Roma não pára de surpreender. A 17 de novembro, no dia do seu 75.º aniversário, Carlo Verdone será Presidente da Câmara da capital por um dia.
Um gesto simbólico e afetuoso desejado pelo primeiro cidadão da cidade, Roberto Gualtieri, que decidiu dar à cidade – e a um dos seus filhos mais queridos – um título que vai muito além da política: é um reconhecimento do espírito romano, do cinema e da ironia que fizeram de Verdone parte da identidade de Roma.
Um legado que começa com Alberto Sordi (e regressa 25 anos depois)
O Presidente da Câmara Gualtieri anunciou a notícia durante o evento “Repubblica Insieme – Roma, la fabbrica del cinema” no Auditório Parco della Musica.
“Por ocasião do seu 75º aniversário, pedi a Carlo Verdone para ser presidente da Câmara por um dia”, disse.
Um déjà vu afetuoso: em 2000, a mesma honra foi concedida a Alberto Sordi por Francesco Rutelli.

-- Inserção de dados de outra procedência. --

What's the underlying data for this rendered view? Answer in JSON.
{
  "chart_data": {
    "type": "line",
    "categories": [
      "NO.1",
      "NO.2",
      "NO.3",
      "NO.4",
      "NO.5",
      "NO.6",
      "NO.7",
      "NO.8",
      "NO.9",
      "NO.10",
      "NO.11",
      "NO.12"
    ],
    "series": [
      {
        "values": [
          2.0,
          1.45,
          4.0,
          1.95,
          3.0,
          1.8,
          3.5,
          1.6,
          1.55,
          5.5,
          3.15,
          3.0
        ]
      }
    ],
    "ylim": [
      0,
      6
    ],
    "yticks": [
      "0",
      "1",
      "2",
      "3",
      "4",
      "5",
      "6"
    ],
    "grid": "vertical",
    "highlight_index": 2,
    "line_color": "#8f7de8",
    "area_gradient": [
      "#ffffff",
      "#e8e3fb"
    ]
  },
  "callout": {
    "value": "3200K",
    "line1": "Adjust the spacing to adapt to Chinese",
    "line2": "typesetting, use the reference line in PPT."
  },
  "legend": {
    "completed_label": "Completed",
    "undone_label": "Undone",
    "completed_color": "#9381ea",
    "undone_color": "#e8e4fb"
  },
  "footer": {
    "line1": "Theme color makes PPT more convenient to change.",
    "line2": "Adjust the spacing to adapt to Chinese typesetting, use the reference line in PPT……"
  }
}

Gualtieri chamou-lhe uma escolha “que dá um pequeno passo no vasto campo”, mas para os romanos é mais um passo no coração.
A presidente da Assembleia Capitolina, Svetlana Celli, também falou de “uma bela iniciativa que presta homenagem a um autêntico filho de Roma”.
Verdone: “Emocionado e feliz, Roma é a minha casa (mesmo que ainda haja alguns buracos)”.
Verdone recebeu a notícia com o seu sorriso habitual:
Senti-me muito entusiasmado e feliz. Depois de Alberto Sordi, é a minha vez. É um gesto de afeto que me comove.
Por um dia, ele vai dirigir simbolicamente a cidade que narrou durante décadas nos seus filmes.
E não faltam piadas: “Os buracos melhoraram, mas eu já arrisquei a minha pele numa mota! Mas agora é também uma questão de sentido cívico, não apenas de asfalto”.
Ao perfeito estilo de Verdone, a sua “agenda autárquica” incluiria o regresso da cartilha cívica às escolas, o aumento do número de casas de banho públicas da cidade (“Em Inglaterra, põe-se uma moeda e vai-se embora, aqui é preciso rezar”), uma melhor iluminação de Roma (“a noite é tão escura como um filme a preto e branco”).
Roma nos filmes de Verdone: ironia, melancolia e verdade
Para compreender por que razão esta notícia é tão comovente, basta olhar para a filmografia de Verdone: Roma foi sempre a sua co-estrela.
De “Un sacco bello” e “Bianco, rosso e Verdone” a “Compagni di scuola” e à série “Vita da Carlo”, a cidade é o pano de fundo – e muitas vezes a personagem mais autêntica – das suas histórias.
A capital é contada com a ternura de quem a conhece bem, mas não a idealiza: “Roma é uma bela dama deixada numa cadeira frágil”, disse um dia.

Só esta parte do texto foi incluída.